VDS Combiner Restart from checkpoint

Hello all! I am interested to use hl.vds.new_combiner to joint call around 15k samples. As this is a relatively large dataset, I would like to seek clarification on two points:

  1. For restarting from a failed execution, can I check if how it works is to just define a save_path in hl.vds.new_combiner, and then just running the combiner with the same arguments again to resume from the checkpoint?
  2. The maximum time for the jobs at my institution is 14 days. Hence, when the job stops (i.e. manual force stop of the job), can the joint calling be resumed with a new job from the save_path by running the same function again?

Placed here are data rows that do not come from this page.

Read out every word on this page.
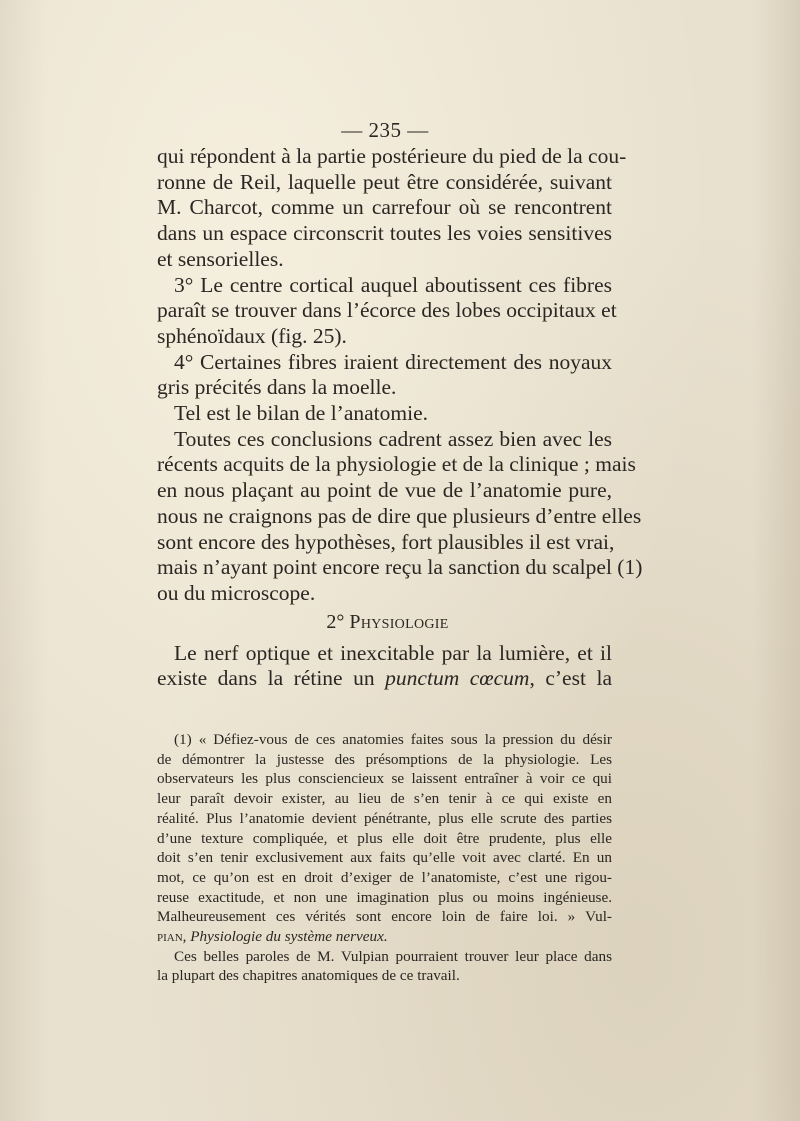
— 235 —
qui répondent à la partie postérieure du pied de la cou-
ronne de Reil, laquelle peut être considérée, suivant
M. Charcot, comme un carrefour où se rencontrent
dans un espace circonscrit toutes les voies sensitives
et sensorielles.
3° Le centre cortical auquel aboutissent ces fibres
paraît se trouver dans l’écorce des lobes occipitaux et
sphénoïdaux (fig. 25).
4° Certaines fibres iraient directement des noyaux
gris précités dans la moelle.
Tel est le bilan de l’anatomie.
Toutes ces conclusions cadrent assez bien avec les
récents acquits de la physiologie et de la clinique ; mais
en nous plaçant au point de vue de l’anatomie pure,
nous ne craignons pas de dire que plusieurs d’entre elles
sont encore des hypothèses, fort plausibles il est vrai,
mais n’ayant point encore reçu la sanction du scalpel (1)
ou du microscope.
2° Physiologie
Le nerf optique et inexcitable par la lumière, et il
existe dans la rétine un punctum cœcum, c’est la
(1) « Défiez-vous de ces anatomies faites sous la pression du désir
de démontrer la justesse des présomptions de la physiologie. Les
observateurs les plus consciencieux se laissent entraîner à voir ce qui
leur paraît devoir exister, au lieu de s’en tenir à ce qui existe en
réalité. Plus l’anatomie devient pénétrante, plus elle scrute des parties
d’une texture compliquée, et plus elle doit être prudente, plus elle
doit s’en tenir exclusivement aux faits qu’elle voit avec clarté. En un
mot, ce qu’on est en droit d’exiger de l’anatomiste, c’est une rigou-
reuse exactitude, et non une imagination plus ou moins ingénieuse.
Malheureusement ces vérités sont encore loin de faire loi. » Vul-
pian, Physiologie du système nerveux.
Ces belles paroles de M. Vulpian pourraient trouver leur place dans
la plupart des chapitres anatomiques de ce travail.
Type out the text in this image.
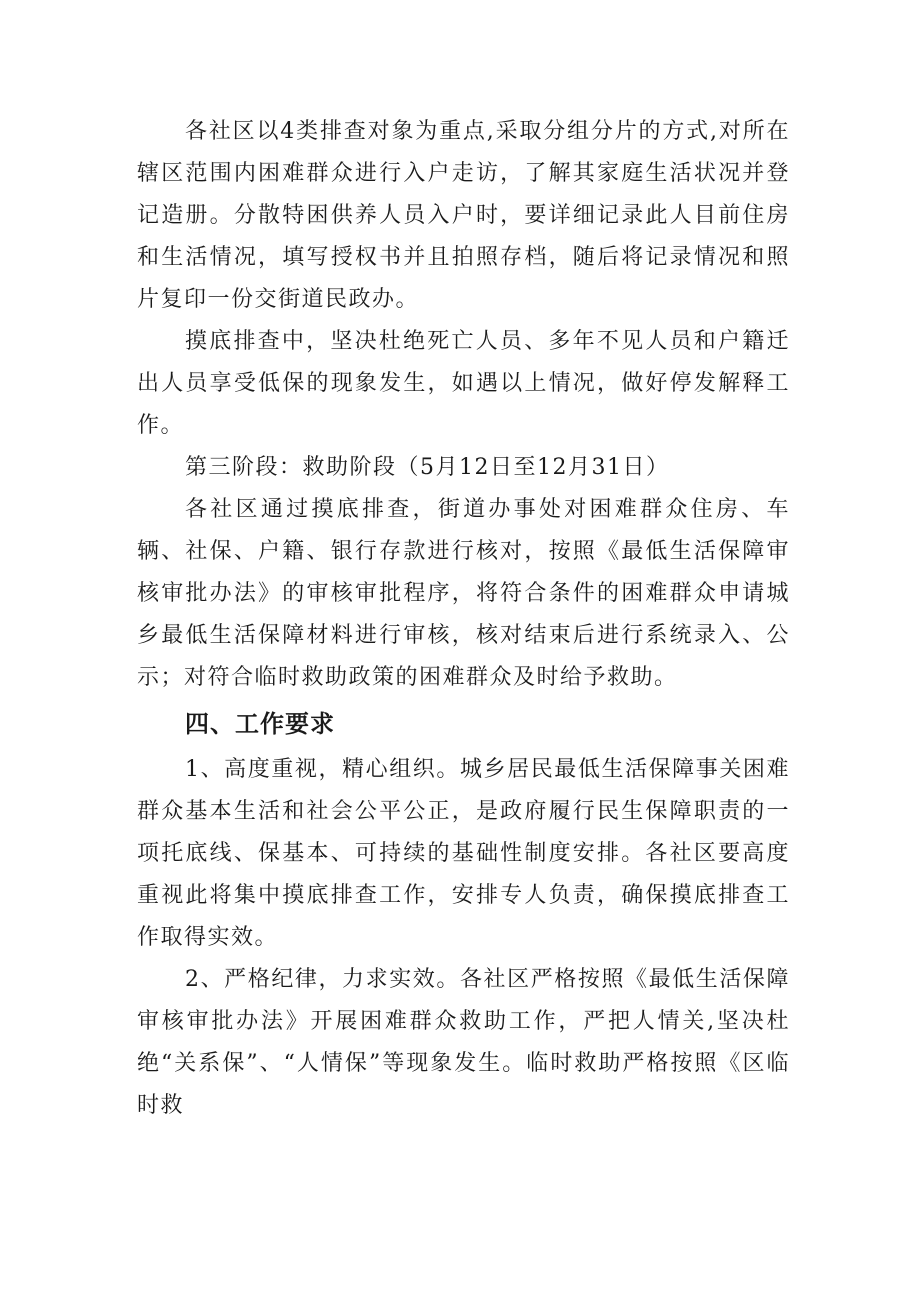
各社区以4类排查对象为重点,采取分组分片的方式,对所在辖区范围内困难群众进行入户走访，了解其家庭生活状况并登记造册。分散特困供养人员入户时，要详细记录此人目前住房和生活情况，填写授权书并且拍照存档，随后将记录情况和照片复印一份交街道民政办。

摸底排查中，坚决杜绝死亡人员、多年不见人员和户籍迁出人员享受低保的现象发生，如遇以上情况，做好停发解释工作。

第三阶段：救助阶段（5月12日至12月31日）

各社区通过摸底排查，街道办事处对困难群众住房、车辆、社保、户籍、银行存款进行核对，按照《最低生活保障审核审批办法》的审核审批程序，将符合条件的困难群众申请城乡最低生活保障材料进行审核，核对结束后进行系统录入、公示；对符合临时救助政策的困难群众及时给予救助。

四、工作要求

1、高度重视，精心组织。城乡居民最低生活保障事关困难群众基本生活和社会公平公正，是政府履行民生保障职责的一项托底线、保基本、可持续的基础性制度安排。各社区要高度重视此将集中摸底排查工作，安排专人负责，确保摸底排查工作取得实效。

2、严格纪律，力求实效。各社区严格按照《最低生活保障审核审批办法》开展困难群众救助工作，严把人情关,坚决杜绝“关系保”、“人情保”等现象发生。临时救助严格按照《区临时救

Really appreciate your insights!

Both of these are correct, the combiner’s state it saved between executions. If you run the same script with the same version of hail and don’t pass force=True to new_combiner, then it will reuse the same plan and pick up where it left off.

Thank you very much for your response @chrisvittal ! I would like to seek your advice on another matter. I am running it on a small subset of 1000 samples, and I already ran into this issue:

Error summary: FileNotFoundException: ./hail_tmp/combiner-intermediates/e431b2db-2725-44a6-a869-335c29e76d53_gvcf-combine_job1/dataset_0.vds/reference_data/index/part-26-0-26-0-0ce32f55-820d-7ea9-42c9-9b24d305c8ef.idx/metadata.json.gz (Too many open files)

I am inferring that this is due to having too many partitions (~8000 partitions at the Stage where it failed). I am using WES samples and hence I ticked use_exome_default_intervals=True. However, to rectify the above issue, would you recommend to increase the interval size with import_interval_size? Thank you very much!